La loi, qui dans les faits contraint, limite, interdit ou oblige, mais qui ne peut pas arbitrer l'exercice de la liberté au jour le jour entre les individus, sert en fait à établir des limites à l'exercice de la liberté de l'individu vis-à-vis de l'ensemble des autres, constitués en groupe social. Ainsi je peux en tant qu'individu, laisser la priorité au carrefour, ça n'empêchera pas celui qui aura grillé le stop d'être en opposition avec la loi. De ce fait, dans la réalité, "notre liberté s'arrête si elle contredit la loi".
De plus, la loi ne statue pas seulement sur des évènements avérés mais aussi, dans un effort louable de prévention, sur des potentialités d'évènements. Si c'est un feu rouge que je grille sciemment parce qu'aucune voiture n'arrive, je serai puni, non parce que j'ai mis en danger quelqu'un mais parce que j'aurais pu mettre en danger quelqu'un. "Notre liberté s'arrête si la loi estime qu'elle pourrait nuire aux autres".
Or cette dimension de potentialité ouvre la porte à l'évaluation subjective et arbitraire. Tout scénario, jusqu'au plus improbable, peut justifier une loi faute de prouver qu'il est totalement impossible. Il n'est pas impossible qu'un jour quelqu'un attaque une banque en portant un tchador, donc interdisons à quiconque de masquer son visgae.

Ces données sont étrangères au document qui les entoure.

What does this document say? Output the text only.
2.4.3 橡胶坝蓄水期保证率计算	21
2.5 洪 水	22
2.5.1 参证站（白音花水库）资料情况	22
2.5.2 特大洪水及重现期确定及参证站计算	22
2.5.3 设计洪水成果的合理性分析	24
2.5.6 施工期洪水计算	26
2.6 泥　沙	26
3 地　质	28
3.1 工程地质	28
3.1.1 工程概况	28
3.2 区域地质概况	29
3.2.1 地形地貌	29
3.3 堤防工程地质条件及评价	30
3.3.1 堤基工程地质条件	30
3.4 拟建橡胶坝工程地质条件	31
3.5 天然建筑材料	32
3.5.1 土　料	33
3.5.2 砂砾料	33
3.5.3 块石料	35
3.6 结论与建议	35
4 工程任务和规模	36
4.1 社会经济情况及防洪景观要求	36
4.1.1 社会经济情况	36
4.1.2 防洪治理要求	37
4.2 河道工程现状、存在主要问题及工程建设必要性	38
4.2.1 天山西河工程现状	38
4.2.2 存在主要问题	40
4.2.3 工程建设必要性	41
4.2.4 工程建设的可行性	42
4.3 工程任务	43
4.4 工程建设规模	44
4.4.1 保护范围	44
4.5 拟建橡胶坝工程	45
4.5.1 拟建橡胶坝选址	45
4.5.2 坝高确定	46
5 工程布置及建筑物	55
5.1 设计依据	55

La prise en compte de la potentialité est au fond une menace existentielle pour la liberté; théoriquement toute liberté peut être bridée par une loi. Ce dont ne se privent pas les régimes despotiques.

Mais qu'est-ce qui différencie alors la démocratie des tyrannies, puisque la démocratie autorise le principe de potentialité ? La mince frontière entre théorie et mise en pratique modérée? Montesquieu estimait qu'une démocratie était un régime ou un individu n'avait pas à redouter un autre individu. Un régime où la frénésie sécuritaire érigée en politique d'état cultive chez chacun la peur vis-à-vis de tous les autres groupes, sous-groupes et individus est-il encore une démocratie ? "Notre liberté s'arrête chaque fois qu'une loi en décide ainsi".